Le magistrat rapporteur a rendu compte des plaidoiries dans le délibéré de la Cour composée de :
Monsieur POUPET, Président
Madame ROGER-MINNE, Conseillère
Madame de SURIREY, Conseillère
GREFFIER LORS DES DEBATS :
Madame LACHANT, Greffière
DEBATS :
A l’audience publique du 10 Mars 2021, où l’affaire a été mise en délibéré au 15 Avril 2021
ARRET :
CONTRADICTOIRE
Prononcé le 15 Avril 2021, par mise à disposition de l’arrêt au greffe de la Cour, les parties en ayant été préalablement avisées dans les conditions prévues au deuxième alinéa de l’article 450 du Code de procédure civile,
signé par Monsieur POUPET, Président et par Madame LACHANT, Greffière.
EXPOSÉ DES FAITS, DE LA PROCÉDURE ET DES PRÉTENTIONS DES PARTIES
M. X était salarié de la société Fécamp distribution (la société ou l’employeur) depuis le 11 mars 2013, aux termes d’un contrat à durée indéterminée en qualité d’employé commercial. Il a été licencié pour cause réelle et sérieuse par lettre du 7 avril 2017.
Il a saisi le conseil de prud’hommes du Havre d’une contestation de son licenciement et de diverses demandes pécuniaires.

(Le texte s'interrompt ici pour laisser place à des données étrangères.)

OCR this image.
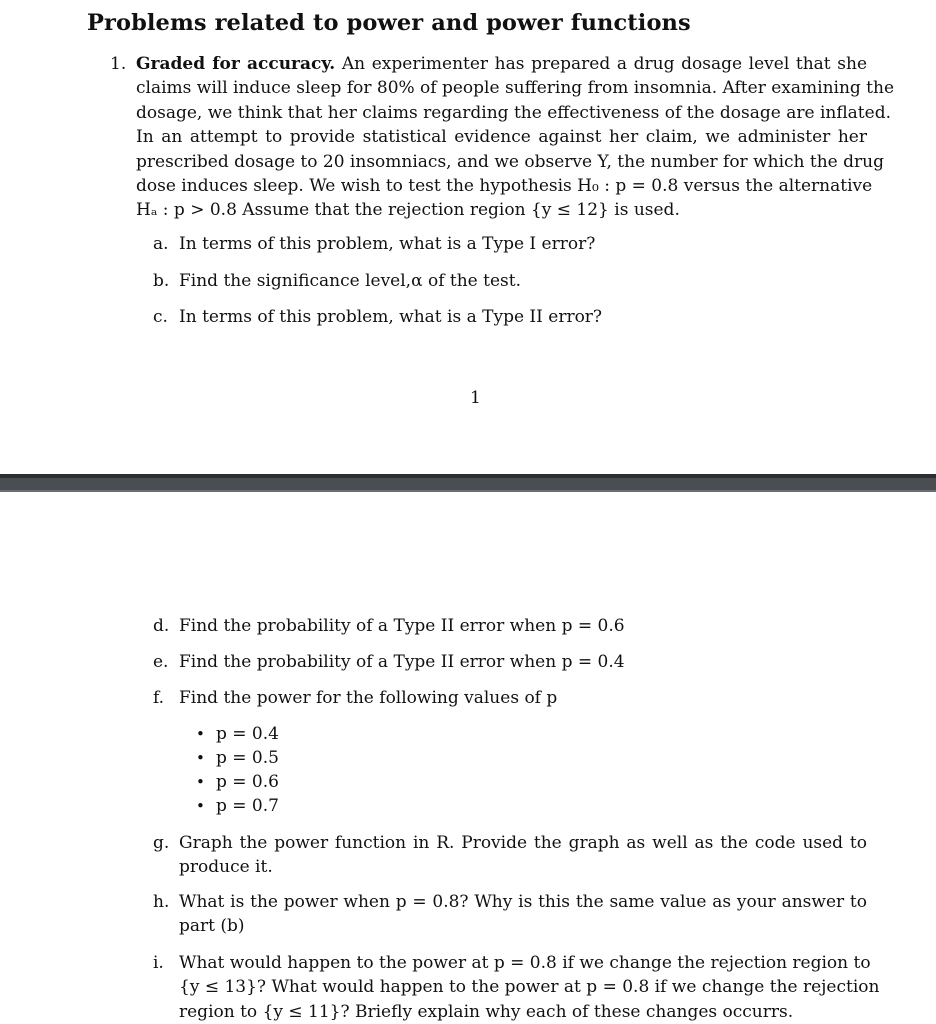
Problems related to power and power functions
1. Graded for accuracy. An experimenter has prepared a drug dosage level that she
claims will induce sleep for 80% of people suffering from insomnia. After examining the
dosage, we think that her claims regarding the effectiveness of the dosage are inflated.
In an attempt to provide statistical evidence against her claim, we administer her
prescribed dosage to 20 insomniacs, and we observe Y, the number for which the drug
dose induces sleep. We wish to test the hypothesis H₀ : p = 0.8 versus the alternative
Hₐ : p > 0.8 Assume that the rejection region {y ≤ 12} is used.
a. In terms of this problem, what is a Type I error?
b. Find the significance level,α of the test.
c. In terms of this problem, what is a Type II error?
1
d. Find the probability of a Type II error when p = 0.6
e. Find the probability of a Type II error when p = 0.4
f. Find the power for the following values of p
• p = 0.4
• p = 0.5
• p = 0.6
• p = 0.7
g. Graph the power function in R. Provide the graph as well as the code used to
produce it.
h. What is the power when p = 0.8? Why is this the same value as your answer to
part (b)
i. What would happen to the power at p = 0.8 if we change the rejection region to
{y ≤ 13}? What would happen to the power at p = 0.8 if we change the rejection
region to {y ≤ 11}? Briefly explain why each of these changes occurrs.
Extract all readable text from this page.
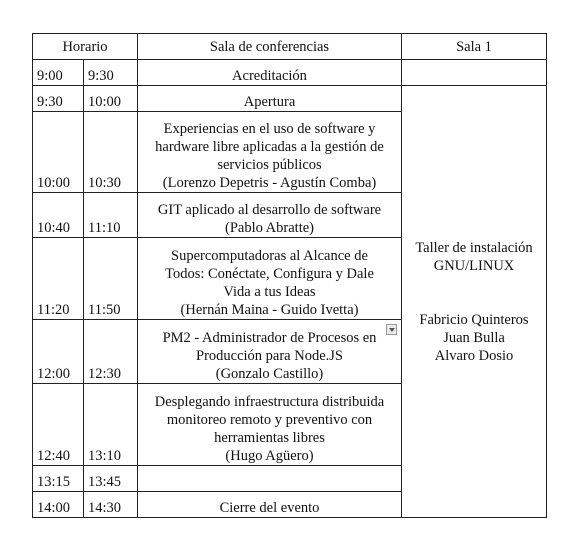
Horario		Sala de conferencias	Sala 1
9:00	9:30	Acreditación	

9:30	10:00	Apertura	Taller de instalación
GNU/LINUX
Fabricio Quinteros
Juan Bulla
Alvaro Dosio

10:00	10:30	Experiencias en el uso de software y
hardware libre aplicadas a la gestión de
servicios públicos
(Lorenzo Depetris - Agustín Comba)	

10:40	11:10	GIT aplicado al desarrollo de software
(Pablo Abratte)	

11:20	11:50	Supercomputadoras al Alcance de
Todos: Conéctate, Configura y Dale
Vida a tus Ideas
(Hernán Maina - Guido Ivetta)	

12:00	12:30	PM2 - Administrador de Procesos en
Producción para Node.JS
(Gonzalo Castillo)	

12:40	13:10	Desplegando infraestructura distribuida
monitoreo remoto y preventivo con
herramientas libres
(Hugo Agüero)	

13:15	13:45		
14:00	14:30	Cierre del evento	
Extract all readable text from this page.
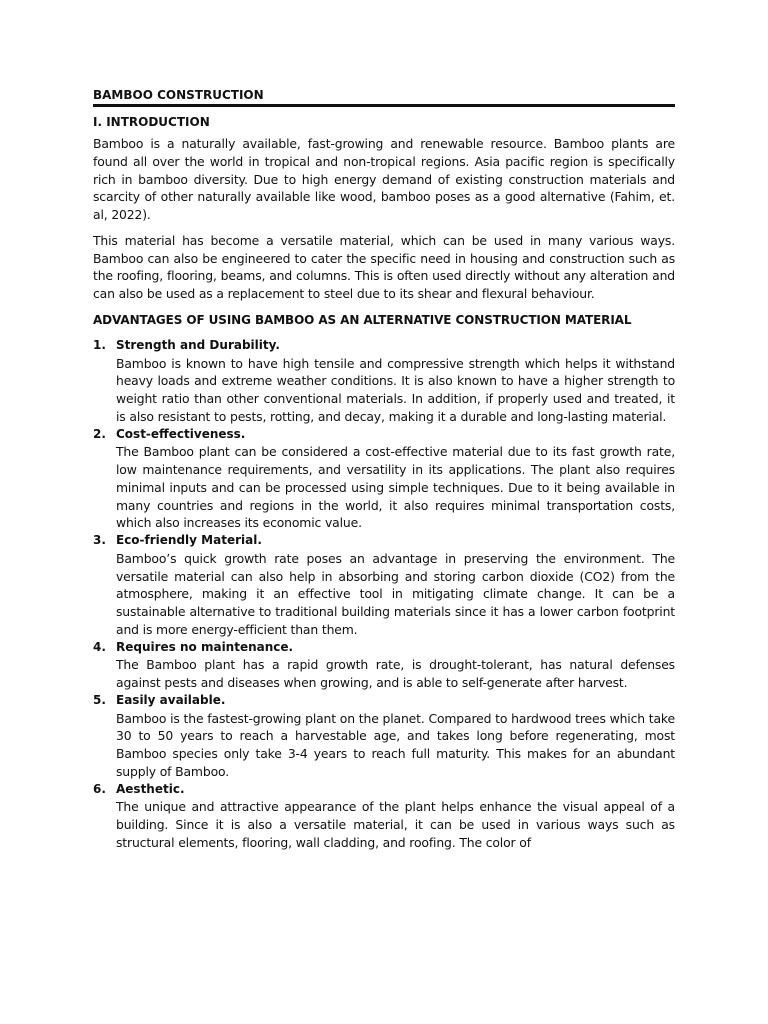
BAMBOO CONSTRUCTION
I. INTRODUCTION

Bamboo is a naturally available, fast-growing and renewable resource. Bamboo plants are found all over the world in tropical and non-tropical regions. Asia pacific region is specifically rich in bamboo diversity. Due to high energy demand of existing construction materials and scarcity of other naturally available like wood, bamboo poses as a good alternative (Fahim, et. al, 2022).

This material has become a versatile material, which can be used in many various ways. Bamboo can also be engineered to cater the specific need in housing and construction such as the roofing, flooring, beams, and columns. This is often used directly without any alteration and can also be used as a replacement to steel due to its shear and flexural behaviour.

ADVANTAGES OF USING BAMBOO AS AN ALTERNATIVE CONSTRUCTION MATERIAL
1. Strength and Durability.

Bamboo is known to have high tensile and compressive strength which helps it withstand heavy loads and extreme weather conditions. It is also known to have a higher strength to weight ratio than other conventional materials. In addition, if properly used and treated, it is also resistant to pests, rotting, and decay, making it a durable and long-lasting material.

2. Cost-effectiveness.

The Bamboo plant can be considered a cost-effective material due to its fast growth rate, low maintenance requirements, and versatility in its applications. The plant also requires minimal inputs and can be processed using simple techniques. Due to it being available in many countries and regions in the world, it also requires minimal transportation costs, which also increases its economic value.

3. Eco-friendly Material.

Bamboo’s quick growth rate poses an advantage in preserving the environment. The versatile material can also help in absorbing and storing carbon dioxide (CO2) from the atmosphere, making it an effective tool in mitigating climate change. It can be a sustainable alternative to traditional building materials since it has a lower carbon footprint and is more energy-efficient than them.

4. Requires no maintenance.

The Bamboo plant has a rapid growth rate, is drought-tolerant, has natural defenses against pests and diseases when growing, and is able to self-generate after harvest.

5. Easily available.

Bamboo is the fastest-growing plant on the planet. Compared to hardwood trees which take 30 to 50 years to reach a harvestable age, and takes long before regenerating, most Bamboo species only take 3-4 years to reach full maturity. This makes for an abundant supply of Bamboo.

6. Aesthetic.

The unique and attractive appearance of the plant helps enhance the visual appeal of a building. Since it is also a versatile material, it can be used in various ways such as structural elements, flooring, wall cladding, and roofing. The color of
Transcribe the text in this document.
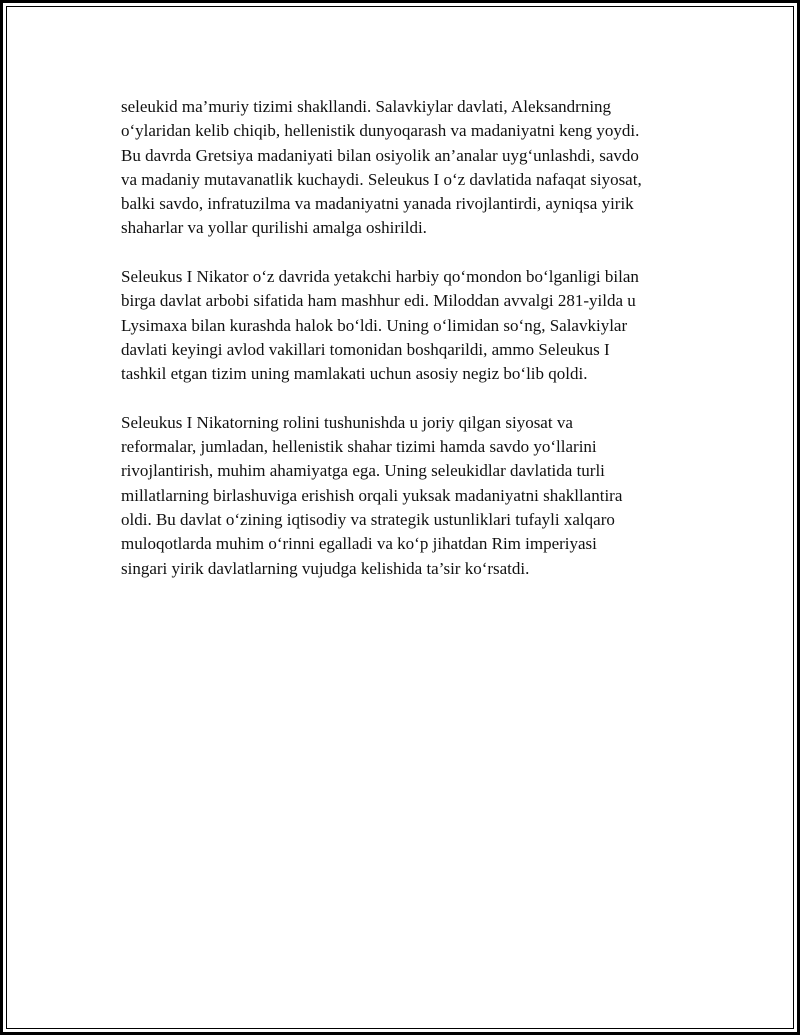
seleukid ma’muriy tizimi shakllandi. Salavkiylar davlati, Aleksandrning
o‘ylaridan kelib chiqib, hellenistik dunyoqarash va madaniyatni keng yoydi.
Bu davrda Gretsiya madaniyati bilan osiyolik an’analar uyg‘unlashdi, savdo
va madaniy mutavanatlik kuchaydi. Seleukus I o‘z davlatida nafaqat siyosat,
balki savdo, infratuzilma va madaniyatni yanada rivojlantirdi, ayniqsa yirik
shaharlar va yollar qurilishi amalga oshirildi.

Seleukus I Nikator o‘z davrida yetakchi harbiy qo‘mondon bo‘lganligi bilan
birga davlat arbobi sifatida ham mashhur edi. Miloddan avvalgi 281-yilda u
Lysimaxa bilan kurashda halok bo‘ldi. Uning o‘limidan so‘ng, Salavkiylar
davlati keyingi avlod vakillari tomonidan boshqarildi, ammo Seleukus I
tashkil etgan tizim uning mamlakati uchun asosiy negiz bo‘lib qoldi.

Seleukus I Nikatorning rolini tushunishda u joriy qilgan siyosat va
reformalar, jumladan, hellenistik shahar tizimi hamda savdo yo‘llarini
rivojlantirish, muhim ahamiyatga ega. Uning seleukidlar davlatida turli
millatlarning birlashuviga erishish orqali yuksak madaniyatni shakllantira
oldi. Bu davlat o‘zining iqtisodiy va strategik ustunliklari tufayli xalqaro
muloqotlarda muhim o‘rinni egalladi va ko‘p jihatdan Rim imperiyasi
singari yirik davlatlarning vujudga kelishida ta’sir ko‘rsatdi.
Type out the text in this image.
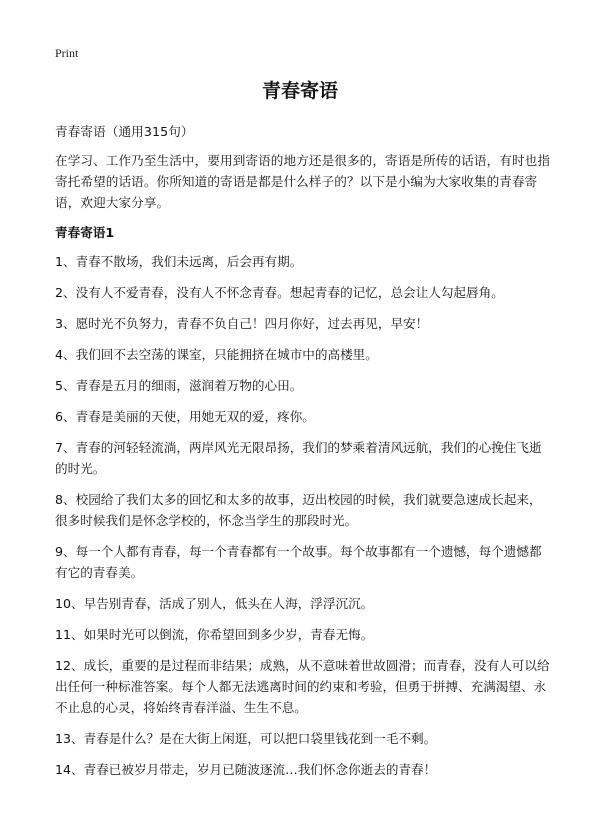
Print
青春寄语

青春寄语（通用315句）

在学习、工作乃至生活中，要用到寄语的地方还是很多的，寄语是所传的话语，有时也指寄托希望的话语。你所知道的寄语是都是什么样子的？以下是小编为大家收集的青春寄语，欢迎大家分享。

青春寄语1

1、青春不散场，我们未远离，后会再有期。

2、没有人不爱青春，没有人不怀念青春。想起青春的记忆，总会让人勾起唇角。

3、愿时光不负努力，青春不负自己！四月你好，过去再见，早安！

4、我们回不去空荡的课室，只能拥挤在城市中的高楼里。

5、青春是五月的细雨，滋润着万物的心田。

6、青春是美丽的天使，用她无双的爱，疼你。

7、青春的河轻轻流淌，两岸风光无限昂扬，我们的梦乘着清风远航，我们的心挽住飞逝的时光。

8、校园给了我们太多的回忆和太多的故事，迈出校园的时候，我们就要急速成长起来，很多时候我们是怀念学校的，怀念当学生的那段时光。

9、每一个人都有青春，每一个青春都有一个故事。每个故事都有一个遗憾，每个遗憾都有它的青春美。

10、早告别青春，活成了别人，低头在人海，浮浮沉沉。

11、如果时光可以倒流，你希望回到多少岁，青春无悔。

12、成长，重要的是过程而非结果；成熟，从不意味着世故圆滑；而青春，没有人可以给出任何一种标准答案。每个人都无法逃离时间的约束和考验，但勇于拼搏、充满渴望、永不止息的心灵，将始终青春洋溢、生生不息。

13、青春是什么？是在大街上闲逛，可以把口袋里钱花到一毛不剩。

14、青春已被岁月带走，岁月已随波逐流…我们怀念你逝去的青春！
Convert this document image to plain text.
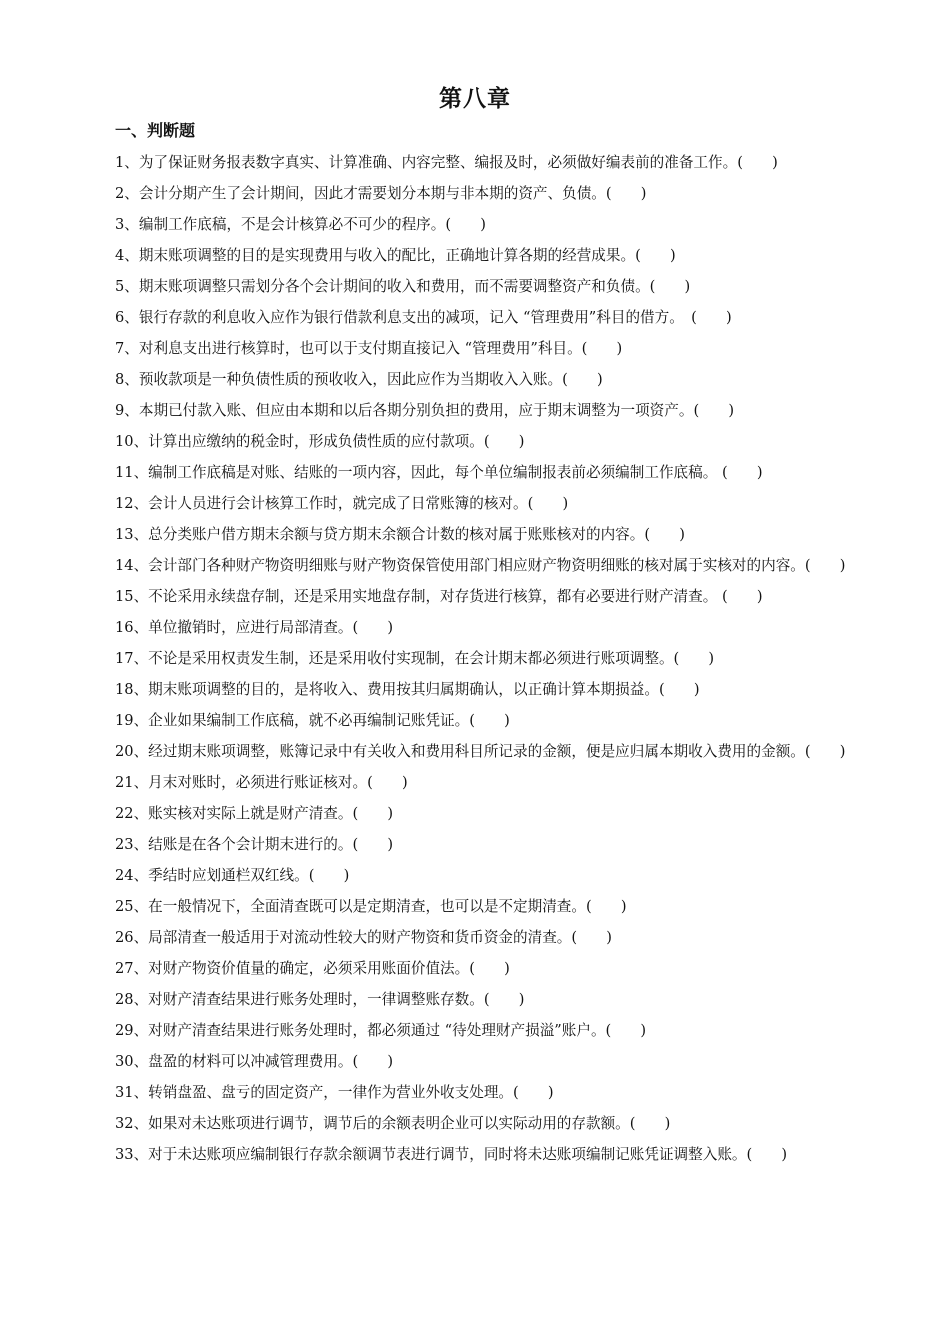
第八章
一、判断题
1、为了保证财务报表数字真实、计算准确、内容完整、编报及时，必须做好编表前的准备工作。(　　)
2、会计分期产生了会计期间，因此才需要划分本期与非本期的资产、负债。(　　)
3、编制工作底稿，不是会计核算必不可少的程序。(　　)
4、期末账项调整的目的是实现费用与收入的配比，正确地计算各期的经营成果。(　　)
5、期末账项调整只需划分各个会计期间的收入和费用，而不需要调整资产和负债。(　　)
6、银行存款的利息收入应作为银行借款利息支出的减项，记入 “管理费用”科目的借方。　(　　)
7、对利息支出进行核算时，也可以于支付期直接记入 “管理费用”科目。(　　)
8、预收款项是一种负债性质的预收收入，因此应作为当期收入入账。(　　)
9、本期已付款入账、但应由本期和以后各期分别负担的费用，应于期末调整为一项资产。(　　)
10、计算出应缴纳的税金时，形成负债性质的应付款项。(　　)
11、编制工作底稿是对账、结账的一项内容，因此，每个单位编制报表前必须编制工作底稿。 (　　)
12、会计人员进行会计核算工作时，就完成了日常账簿的核对。(　　)
13、总分类账户借方期末余额与贷方期末余额合计数的核对属于账账核对的内容。(　　)
14、会计部门各种财产物资明细账与财产物资保管使用部门相应财产物资明细账的核对属于实核对的内容。(　　)
15、不论采用永续盘存制，还是采用实地盘存制，对存货进行核算，都有必要进行财产清查。 (　　)
16、单位撤销时，应进行局部清查。(　　)
17、不论是采用权责发生制，还是采用收付实现制，在会计期末都必须进行账项调整。(　　)
18、期末账项调整的目的，是将收入、费用按其归属期确认，以正确计算本期损益。(　　)
19、企业如果编制工作底稿，就不必再编制记账凭证。(　　)
20、经过期末账项调整，账簿记录中有关收入和费用科目所记录的金额，便是应归属本期收入费用的金额。(　　)
21、月末对账时，必须进行账证核对。(　　)
22、账实核对实际上就是财产清查。(　　)
23、结账是在各个会计期末进行的。(　　)
24、季结时应划通栏双红线。(　　)
25、在一般情况下，全面清查既可以是定期清查，也可以是不定期清查。(　　)
26、局部清查一般适用于对流动性较大的财产物资和货币资金的清查。(　　)
27、对财产物资价值量的确定，必须采用账面价值法。(　　)
28、对财产清查结果进行账务处理时，一律调整账存数。(　　)
29、对财产清查结果进行账务处理时，都必须通过 “待处理财产损溢”账户。(　　)
30、盘盈的材料可以冲减管理费用。(　　)
31、转销盘盈、盘亏的固定资产，一律作为营业外收支处理。(　　)
32、如果对未达账项进行调节，调节后的余额表明企业可以实际动用的存款额。(　　)
33、对于未达账项应编制银行存款余额调节表进行调节，同时将未达账项编制记账凭证调整入账。(　　)
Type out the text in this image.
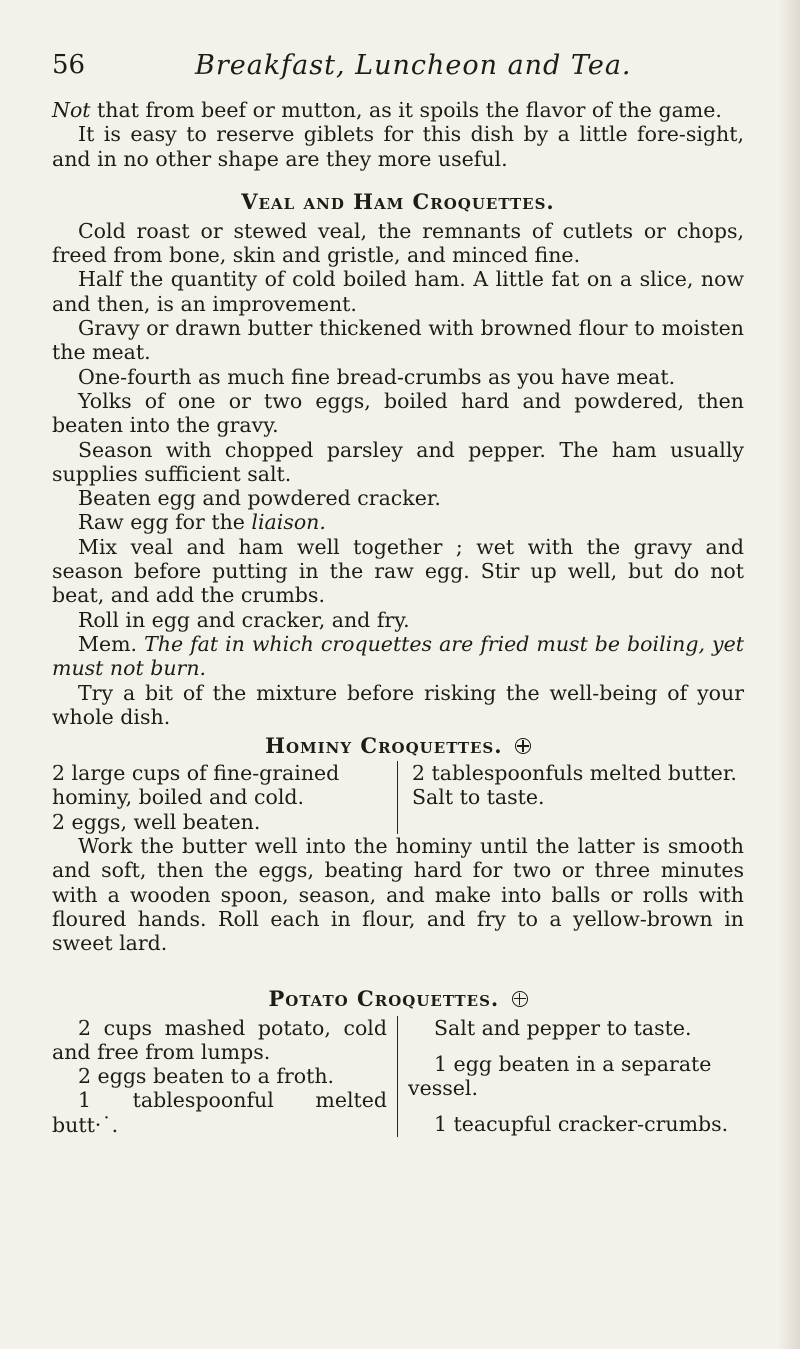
56	Breakfast, Luncheon and Tea.

Not that from beef or mutton, as it spoils the flavor of the game.

It is easy to reserve giblets for this dish by a little fore-sight, and in no other shape are they more useful.

Veal and Ham Croquettes.

Cold roast or stewed veal, the remnants of cutlets or chops, freed from bone, skin and gristle, and minced fine.

Half the quantity of cold boiled ham. A little fat on a slice, now and then, is an improvement.

Gravy or drawn butter thickened with browned flour to moisten the meat.

One-fourth as much fine bread-crumbs as you have meat.

Yolks of one or two eggs, boiled hard and powdered, then beaten into the gravy.

Season with chopped parsley and pepper. The ham usually supplies sufficient salt.

Beaten egg and powdered cracker.

Raw egg for the liaison.

Mix veal and ham well together ; wet with the gravy and season before putting in the raw egg. Stir up well, but do not beat, and add the crumbs.

Roll in egg and cracker, and fry.

Mem. The fat in which croquettes are fried must be boiling, yet must not burn.

Try a bit of the mixture before risking the well-being of your whole dish.

Hominy Croquettes.

2 large cups of fine-grained hominy, boiled and cold.

2 eggs, well beaten.

2 tablespoonfuls melted butter.

Salt to taste.

Work the butter well into the hominy until the latter is smooth and soft, then the eggs, beating hard for two or three minutes with a wooden spoon, season, and make into balls or rolls with floured hands. Roll each in flour, and fry to a yellow-brown in sweet lard.

Potato Croquettes.

2 cups mashed potato, cold and free from lumps.

2 eggs beaten to a froth.

1 tablespoonful melted butt·˙.

Salt and pepper to taste.

1 egg beaten in a separate vessel.

1 teacupful cracker-crumbs.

Par jugement du 18 septembre 2018, le conseil a :
— fixé le salaire mensuel brut du salarié à la somme de 1 620 euros,
— dit que l’employeur avait violé les dispositions de l’article L.3121-3 du code du travail en obligeant M. X au port d’une tenue de travail sans prévoir aucune contrepartie, ni en termes de repos, ni en termes financiers pour l’habillage et le déshabillage,
— condamné la société à lui verser la somme de 1 500 euros à titre de dommages et intérêts à ce titre,
— dit que le licenciement notifié le 7 avril 2017 était sans cause réelle et sérieuse,
— condamné la société à verser au salarié les sommes de 9 700 euros de dommages et intérêts à ce titre outre 1 200 euros sur le fondement de l’article 700 du code de procédure civile,
— ordonné à la société de rembourser aux organismes concernés les sommes prévues à l’article L. 1235-4 du code du travail dans la limite de six mois,
— débouté la société de ses demandes,
— ordonné l’exécution provisoire du jugement,
— condamné la société aux dépens.
La société, qui est appelante de ce jugement, par conclusions remises 24 septembre 2019, auxquelles il est renvoyé pour l’exposé complet de son argumentation, demande à la cour d’infirmer le jugement sauf en ce qu’il a fixé le salaire moyen du salarié à la somme de 1620 euros et de condamner ce dernier à lui verser la somme de 2 000 euros au titre de l’article 700 du code de procédure civile ainsi
qu’aux dépens.
Par conclusions déposées le 26 mars 2019, auxquelles il convient de se référer pour un exposé exhaustif de son argumentation, M. X demande à la cour de débouter l’appelante de ses demandes, de confirmer le jugement, de lui allouer la somme de 2 500 euros sur le fondement de l’article 700 du code de procédure civile en cause d’appel et de condamner la société aux dépens.
MOTIFS DE LA DÉCISION
À titre liminaire, la société fait valoir que le jugement reprend in extenso, mot pour mot les conclusions rédigées par le salarié, sans faire référence à sa propre argumentation à laquelle il ne répond pas, s’abstenant ainsi de toute réflexion personnelle. Néanmoins, elle ne demande pas l’annulation du jugement.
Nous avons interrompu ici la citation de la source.